On the question of whether the Scottish Government should diverge from any UK decisions about the lockdown, my own attitude is similar to the one Boris Johnson used to pretend to take in relation to consumer protection after Brexit - ie. the standards that applied in the EU would be the minimum that the UK would adopt, and that any divergence would be to enhance those standards. On the same principle, I'd suggest that any measures put in place by the UK to protect citizens from the virus are the minimum that should apply in Scotland, and we should only go our own way if we feel that people need to be protected even more. In other words, for as long as a lockdown is in force south of the border, it's hard to think of any circumstances in which it wouldn't be appropriate for a lockdown to also be in force north of the border. And if that was the point Jackson Carlaw and Richard Leonard were making, I'd be in wholehearted agreement with them. But unfortunately they have something rather different in mind.
Suppose the right-wing headbangers in the Tory party get their way, and Westminster eases the lockdown before it is safe to do so. Suppose Nicola Sturgeon, after consulting with her advisers, reaches the honest conclusion that the only way to avoid a totally unacceptable loss of life is for Scotland to maintain its own lockdown, and thus protect the public to a greater extent than is happening elsewhere in the UK. Would Jackson Carlaw really suggest that she should not do that? Remarkably, his answer is "yes". He's made abundantly clear that he thinks Scotland should just blindly follow whatever decision is made in London, in order to avoid "confusion" and to ensure that the UK is moving "together" - although of course we all know that only the latter reason really matters to him. It's no secret that the Scottish Tories always put British uniformity ahead of virtually every other consideration, but it's still quite startling to discover that they even put it ahead of the preservation of life.

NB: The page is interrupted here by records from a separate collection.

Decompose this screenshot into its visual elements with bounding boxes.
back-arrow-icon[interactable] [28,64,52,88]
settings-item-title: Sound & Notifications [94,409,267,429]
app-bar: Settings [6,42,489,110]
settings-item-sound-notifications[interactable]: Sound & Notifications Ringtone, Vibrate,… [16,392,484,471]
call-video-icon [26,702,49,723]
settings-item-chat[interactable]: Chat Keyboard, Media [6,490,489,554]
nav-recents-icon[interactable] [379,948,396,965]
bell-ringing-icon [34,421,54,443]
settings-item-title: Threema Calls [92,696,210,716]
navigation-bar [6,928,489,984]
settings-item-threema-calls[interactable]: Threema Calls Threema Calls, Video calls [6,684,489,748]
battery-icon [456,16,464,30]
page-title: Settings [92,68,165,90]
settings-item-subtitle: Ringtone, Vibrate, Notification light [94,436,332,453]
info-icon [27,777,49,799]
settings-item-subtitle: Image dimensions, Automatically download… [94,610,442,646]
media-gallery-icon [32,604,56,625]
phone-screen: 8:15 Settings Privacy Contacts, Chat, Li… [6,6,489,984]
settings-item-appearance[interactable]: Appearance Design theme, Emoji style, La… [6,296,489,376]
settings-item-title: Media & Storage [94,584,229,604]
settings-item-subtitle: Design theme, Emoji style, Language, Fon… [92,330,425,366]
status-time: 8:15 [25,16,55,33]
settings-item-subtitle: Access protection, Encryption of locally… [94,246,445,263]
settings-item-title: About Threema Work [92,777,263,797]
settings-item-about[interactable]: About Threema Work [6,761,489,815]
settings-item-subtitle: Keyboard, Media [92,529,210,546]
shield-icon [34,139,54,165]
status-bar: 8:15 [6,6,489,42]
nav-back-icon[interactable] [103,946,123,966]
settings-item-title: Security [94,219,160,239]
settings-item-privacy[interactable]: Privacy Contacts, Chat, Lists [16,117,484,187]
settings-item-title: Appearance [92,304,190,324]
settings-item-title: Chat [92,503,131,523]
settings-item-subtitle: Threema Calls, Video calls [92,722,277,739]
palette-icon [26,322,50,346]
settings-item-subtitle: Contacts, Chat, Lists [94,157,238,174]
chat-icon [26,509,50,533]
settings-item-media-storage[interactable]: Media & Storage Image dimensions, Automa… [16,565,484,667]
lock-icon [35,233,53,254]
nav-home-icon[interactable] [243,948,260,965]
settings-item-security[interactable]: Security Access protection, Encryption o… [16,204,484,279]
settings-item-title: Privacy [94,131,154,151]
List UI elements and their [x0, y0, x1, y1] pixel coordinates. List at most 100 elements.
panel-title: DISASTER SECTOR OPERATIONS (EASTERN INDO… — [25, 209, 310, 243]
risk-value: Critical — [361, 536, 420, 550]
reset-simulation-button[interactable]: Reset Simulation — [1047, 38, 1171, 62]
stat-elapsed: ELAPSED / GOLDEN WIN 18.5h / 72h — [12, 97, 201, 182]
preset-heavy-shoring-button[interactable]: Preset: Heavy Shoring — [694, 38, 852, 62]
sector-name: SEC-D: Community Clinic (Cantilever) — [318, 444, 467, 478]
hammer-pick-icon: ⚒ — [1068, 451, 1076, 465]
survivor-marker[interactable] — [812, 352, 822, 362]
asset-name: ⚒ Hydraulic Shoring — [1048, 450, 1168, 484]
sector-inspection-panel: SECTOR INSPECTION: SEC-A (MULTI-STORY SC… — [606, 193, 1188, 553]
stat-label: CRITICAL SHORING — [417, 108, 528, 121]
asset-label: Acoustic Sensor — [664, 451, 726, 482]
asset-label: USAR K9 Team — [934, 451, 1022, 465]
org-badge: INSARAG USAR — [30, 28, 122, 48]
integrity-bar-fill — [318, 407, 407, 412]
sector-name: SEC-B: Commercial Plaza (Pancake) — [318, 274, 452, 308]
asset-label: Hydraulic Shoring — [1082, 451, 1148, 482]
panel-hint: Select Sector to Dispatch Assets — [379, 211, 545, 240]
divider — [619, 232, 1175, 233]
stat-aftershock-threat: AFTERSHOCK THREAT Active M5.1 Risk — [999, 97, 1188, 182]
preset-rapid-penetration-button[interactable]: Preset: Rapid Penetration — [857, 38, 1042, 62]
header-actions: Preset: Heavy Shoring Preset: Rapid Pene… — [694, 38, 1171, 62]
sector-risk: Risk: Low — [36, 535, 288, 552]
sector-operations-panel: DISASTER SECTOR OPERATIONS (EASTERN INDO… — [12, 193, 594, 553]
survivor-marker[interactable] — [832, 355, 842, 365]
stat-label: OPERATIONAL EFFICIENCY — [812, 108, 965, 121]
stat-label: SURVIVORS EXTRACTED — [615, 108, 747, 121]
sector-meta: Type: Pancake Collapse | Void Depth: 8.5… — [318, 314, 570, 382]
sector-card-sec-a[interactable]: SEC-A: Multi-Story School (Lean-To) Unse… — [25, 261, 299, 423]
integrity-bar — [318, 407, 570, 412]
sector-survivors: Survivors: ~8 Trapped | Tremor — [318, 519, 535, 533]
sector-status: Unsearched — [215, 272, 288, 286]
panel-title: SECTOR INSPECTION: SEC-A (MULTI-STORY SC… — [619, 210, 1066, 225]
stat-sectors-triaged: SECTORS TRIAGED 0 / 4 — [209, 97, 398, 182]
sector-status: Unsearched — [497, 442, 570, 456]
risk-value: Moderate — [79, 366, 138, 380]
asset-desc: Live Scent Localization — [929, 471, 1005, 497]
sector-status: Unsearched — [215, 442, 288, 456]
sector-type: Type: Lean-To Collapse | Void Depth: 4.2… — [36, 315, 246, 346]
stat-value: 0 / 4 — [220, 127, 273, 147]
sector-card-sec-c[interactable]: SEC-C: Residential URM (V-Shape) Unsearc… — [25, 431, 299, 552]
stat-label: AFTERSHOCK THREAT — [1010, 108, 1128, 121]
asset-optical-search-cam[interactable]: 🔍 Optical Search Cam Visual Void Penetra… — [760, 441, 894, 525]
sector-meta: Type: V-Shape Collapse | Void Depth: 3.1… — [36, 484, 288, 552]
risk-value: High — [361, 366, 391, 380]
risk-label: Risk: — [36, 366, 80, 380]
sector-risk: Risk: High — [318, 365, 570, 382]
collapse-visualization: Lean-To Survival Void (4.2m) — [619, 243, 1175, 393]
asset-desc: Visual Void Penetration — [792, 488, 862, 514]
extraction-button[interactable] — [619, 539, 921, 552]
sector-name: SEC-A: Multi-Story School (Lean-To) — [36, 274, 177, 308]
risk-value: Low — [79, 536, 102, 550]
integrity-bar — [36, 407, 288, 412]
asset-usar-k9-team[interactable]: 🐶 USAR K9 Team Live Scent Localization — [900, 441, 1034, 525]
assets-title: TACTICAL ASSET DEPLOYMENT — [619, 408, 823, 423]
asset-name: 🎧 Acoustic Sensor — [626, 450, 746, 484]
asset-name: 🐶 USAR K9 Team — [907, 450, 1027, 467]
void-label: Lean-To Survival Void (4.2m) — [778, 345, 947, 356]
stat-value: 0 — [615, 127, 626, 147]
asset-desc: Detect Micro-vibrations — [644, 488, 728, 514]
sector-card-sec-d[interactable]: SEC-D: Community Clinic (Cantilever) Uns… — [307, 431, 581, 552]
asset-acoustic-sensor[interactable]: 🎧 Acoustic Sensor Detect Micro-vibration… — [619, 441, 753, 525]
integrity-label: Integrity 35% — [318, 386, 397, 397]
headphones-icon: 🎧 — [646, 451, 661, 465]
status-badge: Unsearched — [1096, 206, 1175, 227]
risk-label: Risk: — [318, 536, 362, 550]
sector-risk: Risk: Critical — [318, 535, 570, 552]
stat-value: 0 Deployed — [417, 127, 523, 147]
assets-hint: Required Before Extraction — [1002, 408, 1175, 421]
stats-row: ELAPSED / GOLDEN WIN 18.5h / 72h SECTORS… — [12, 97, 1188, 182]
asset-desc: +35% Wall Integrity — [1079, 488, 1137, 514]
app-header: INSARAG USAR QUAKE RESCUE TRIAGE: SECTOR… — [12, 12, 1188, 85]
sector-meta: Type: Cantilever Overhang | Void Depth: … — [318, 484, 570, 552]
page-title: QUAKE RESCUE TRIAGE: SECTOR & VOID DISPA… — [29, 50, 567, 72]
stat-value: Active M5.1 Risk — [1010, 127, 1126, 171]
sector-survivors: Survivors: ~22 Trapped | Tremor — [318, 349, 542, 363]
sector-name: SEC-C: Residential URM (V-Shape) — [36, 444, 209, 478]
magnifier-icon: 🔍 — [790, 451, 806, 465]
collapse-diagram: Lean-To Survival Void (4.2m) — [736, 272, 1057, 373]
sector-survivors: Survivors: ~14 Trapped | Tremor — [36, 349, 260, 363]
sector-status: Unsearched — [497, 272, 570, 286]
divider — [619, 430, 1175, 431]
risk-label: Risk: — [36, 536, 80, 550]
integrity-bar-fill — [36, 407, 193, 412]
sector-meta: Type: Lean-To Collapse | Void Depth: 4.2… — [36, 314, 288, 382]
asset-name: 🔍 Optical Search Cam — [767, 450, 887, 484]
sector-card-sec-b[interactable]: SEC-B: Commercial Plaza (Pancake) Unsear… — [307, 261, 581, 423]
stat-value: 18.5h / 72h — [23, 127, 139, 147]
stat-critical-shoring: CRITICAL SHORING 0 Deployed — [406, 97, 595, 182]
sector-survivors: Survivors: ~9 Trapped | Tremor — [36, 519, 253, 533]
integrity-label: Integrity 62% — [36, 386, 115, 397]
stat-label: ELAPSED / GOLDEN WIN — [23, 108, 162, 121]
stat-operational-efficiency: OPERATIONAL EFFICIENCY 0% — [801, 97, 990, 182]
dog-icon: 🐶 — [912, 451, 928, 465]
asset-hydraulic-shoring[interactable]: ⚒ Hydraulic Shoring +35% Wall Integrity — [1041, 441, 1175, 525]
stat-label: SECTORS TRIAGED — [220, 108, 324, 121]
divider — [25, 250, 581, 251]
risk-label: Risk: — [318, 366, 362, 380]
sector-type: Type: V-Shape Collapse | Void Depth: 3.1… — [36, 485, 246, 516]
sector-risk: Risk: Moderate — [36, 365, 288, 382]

The Scottish Labour position is even more incomprehensible. They are, after all, the self-styled "party of devolution", and must surely accept that there was little point in the Blair government devolving health to the Scottish Parliament if every single decision made in London was to be simply copied-and-pasted and implemented here. Labour are also supposed to be opponents of the Tory party and to have severe misgivings about the way the Tory government has handled this crisis. Every piece of logic therefore suggests they should want the Scottish Government to use the powers of devolution to do better than the London Tories. Instead, for some reason, they demand that Scotland must lower itself to the Tory level at all times. Well, I say "for some reason", but the reason is clear enough - dogmatic British nationalism.

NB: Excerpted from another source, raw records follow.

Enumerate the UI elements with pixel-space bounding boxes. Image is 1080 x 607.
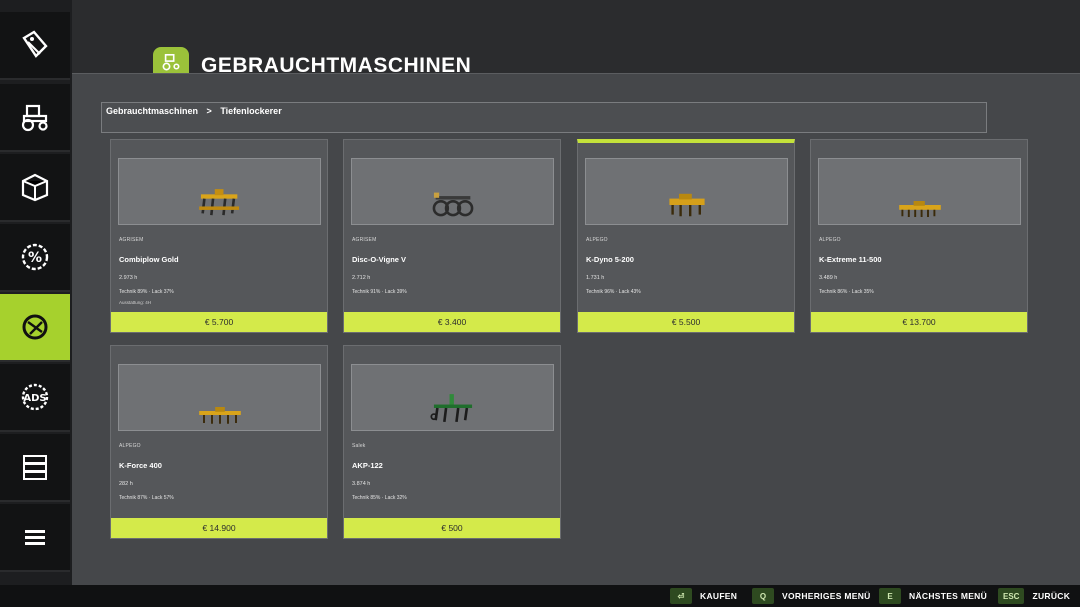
machine-condition: Technik 89% · Lack 37% <box>119 289 174 295</box>
machine-card-selected[interactable]: ALPEGO K-Dyno 5-200 1.731 h Technik 96% … <box>577 139 795 333</box>
percent-badge-icon: % <box>21 243 49 271</box>
buy-label: KAUFEN <box>700 591 738 601</box>
esc-key: ESC <box>998 588 1025 604</box>
sidebar-item-prices[interactable] <box>0 12 70 80</box>
machine-image <box>351 158 554 225</box>
machine-condition: Technik 85% · Lack 32% <box>352 495 407 501</box>
subsoiler-icon <box>198 189 239 216</box>
machine-card[interactable]: Salek AKP-122 3.874 h Technik 85% · Lack… <box>343 345 561 539</box>
green-subsoiler-icon <box>429 394 472 423</box>
machine-name: Disc-O-Vigne V <box>352 255 407 264</box>
price-button[interactable]: € 3.400 <box>344 312 560 332</box>
back-button[interactable]: ESC ZURÜCK <box>998 588 1070 604</box>
machine-name: K-Dyno 5-200 <box>586 255 634 264</box>
price-button[interactable]: € 500 <box>344 518 560 538</box>
machine-condition: Technik 86% · Lack 35% <box>819 289 874 295</box>
app-root: % ADS GEBRAUCHTMASCHINEN Gebrauchtmaschi… <box>0 0 1080 607</box>
machine-name: K-Force 400 <box>119 461 162 470</box>
machine-image <box>818 158 1021 225</box>
machine-hours: 3.489 h <box>819 275 838 281</box>
machine-image <box>585 158 788 225</box>
previous-menu-label: VORHERIGES MENÜ <box>782 591 871 601</box>
price-tag-icon <box>22 30 48 58</box>
machine-extra: Ausstattung: 4H <box>119 300 152 305</box>
machine-image <box>351 364 554 431</box>
machine-card[interactable]: AGRISEM Combiplow Gold 2.973 h Technik 8… <box>110 139 328 333</box>
sidebar: % ADS <box>0 0 72 585</box>
machine-hours: 282 h <box>119 481 133 487</box>
price-button[interactable]: € 5.500 <box>578 312 794 332</box>
machine-name: Combiplow Gold <box>119 255 179 264</box>
server-icon <box>23 455 47 480</box>
sidebar-item-sales[interactable]: % <box>0 224 70 292</box>
crate-icon <box>21 173 49 202</box>
price-button[interactable]: € 5.700 <box>111 312 327 332</box>
machine-hours: 2.712 h <box>352 275 371 281</box>
svg-text:%: % <box>28 250 42 266</box>
sidebar-item-ads[interactable]: ADS <box>0 364 70 432</box>
svg-text:ADS: ADS <box>23 393 46 404</box>
breadcrumb-separator: > <box>206 106 212 116</box>
machine-brand: ALPEGO <box>119 443 141 449</box>
machine-condition: Technik 91% · Lack 39% <box>352 289 407 295</box>
next-menu-button[interactable]: E NÄCHSTES MENÜ <box>879 588 987 604</box>
subsoiler-icon <box>198 407 241 424</box>
e-key: E <box>879 588 901 604</box>
breadcrumb: Gebrauchtmaschinen > Tiefenlockerer <box>101 102 987 133</box>
machine-name: AKP-122 <box>352 461 383 470</box>
main-panel: Gebrauchtmaschinen > Tiefenlockerer AGRI… <box>72 73 1080 585</box>
buy-button[interactable]: ⏎ KAUFEN <box>670 588 737 604</box>
machine-name: K-Extreme 11-500 <box>819 255 882 264</box>
sidebar-item-storage[interactable] <box>0 154 70 222</box>
used-machines-icon <box>22 314 48 340</box>
machine-condition: Technik 96% · Lack 43% <box>586 289 641 295</box>
machine-hours: 2.973 h <box>119 275 138 281</box>
sidebar-item-production[interactable] <box>0 434 70 502</box>
machine-card[interactable]: AGRISEM Disc-O-Vigne V 2.712 h Technik 9… <box>343 139 561 333</box>
machine-card[interactable]: ALPEGO K-Force 400 282 h Technik 87% · L… <box>110 345 328 539</box>
machine-brand: ALPEGO <box>586 237 608 243</box>
machine-brand: ALPEGO <box>819 237 841 243</box>
machine-hours: 3.874 h <box>352 481 371 487</box>
machine-brand: Salek <box>352 443 366 449</box>
price-button[interactable]: € 13.700 <box>811 312 1027 332</box>
machine-image <box>118 158 321 225</box>
enter-key-icon: ⏎ <box>670 588 692 604</box>
disc-harrow-icon <box>432 192 473 217</box>
machine-condition: Technik 87% · Lack 57% <box>119 495 174 501</box>
machine-brand: AGRISEM <box>352 237 377 243</box>
next-menu-label: NÄCHSTES MENÜ <box>909 591 988 601</box>
q-key: Q <box>752 588 774 604</box>
footer-bar: ⏎ KAUFEN Q VORHERIGES MENÜ E NÄCHSTES ME… <box>0 585 1080 607</box>
breadcrumb-item-root[interactable]: Gebrauchtmaschinen <box>106 106 198 116</box>
tractor-icon <box>21 104 48 132</box>
sidebar-item-used-machines[interactable] <box>0 294 70 362</box>
machine-image <box>118 364 321 431</box>
menu-icon <box>25 530 45 545</box>
sidebar-item-vehicles[interactable] <box>0 84 70 152</box>
sidebar-item-menu[interactable] <box>0 504 70 572</box>
machine-brand: AGRISEM <box>119 237 144 243</box>
machine-hours: 1.731 h <box>586 275 605 281</box>
wide-cultivator-icon <box>898 201 941 217</box>
price-button[interactable]: € 14.900 <box>111 518 327 538</box>
previous-menu-button[interactable]: Q VORHERIGES MENÜ <box>752 588 871 604</box>
machine-card[interactable]: ALPEGO K-Extreme 11-500 3.489 h Technik … <box>810 139 1028 333</box>
ads-gear-icon: ADS <box>21 383 49 411</box>
back-label: ZURÜCK <box>1032 591 1071 601</box>
cultivator-icon <box>668 193 705 217</box>
breadcrumb-item-current: Tiefenlockerer <box>220 106 282 116</box>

And after last night's appalling revelations about Dominic Cummings' involvement in the SAGE scientific advisory group, let's not hear any more of the pretty fiction about a joint decision-making process in which the "Four Nations" all have parity of esteem. The fabled "science" that originally led to the catastrophic herd immunity policy was hopelessly tainted by political interference from the UK government's Prince of Darkness, and there was no equivalent input from Scotland, Wales or Northern Ireland. According to the Guardian report, the Scottish and Welsh Chief Medical Officers were not even permitted to ask questions in SAGE meetings, while the non-scientist Cummings had free rein.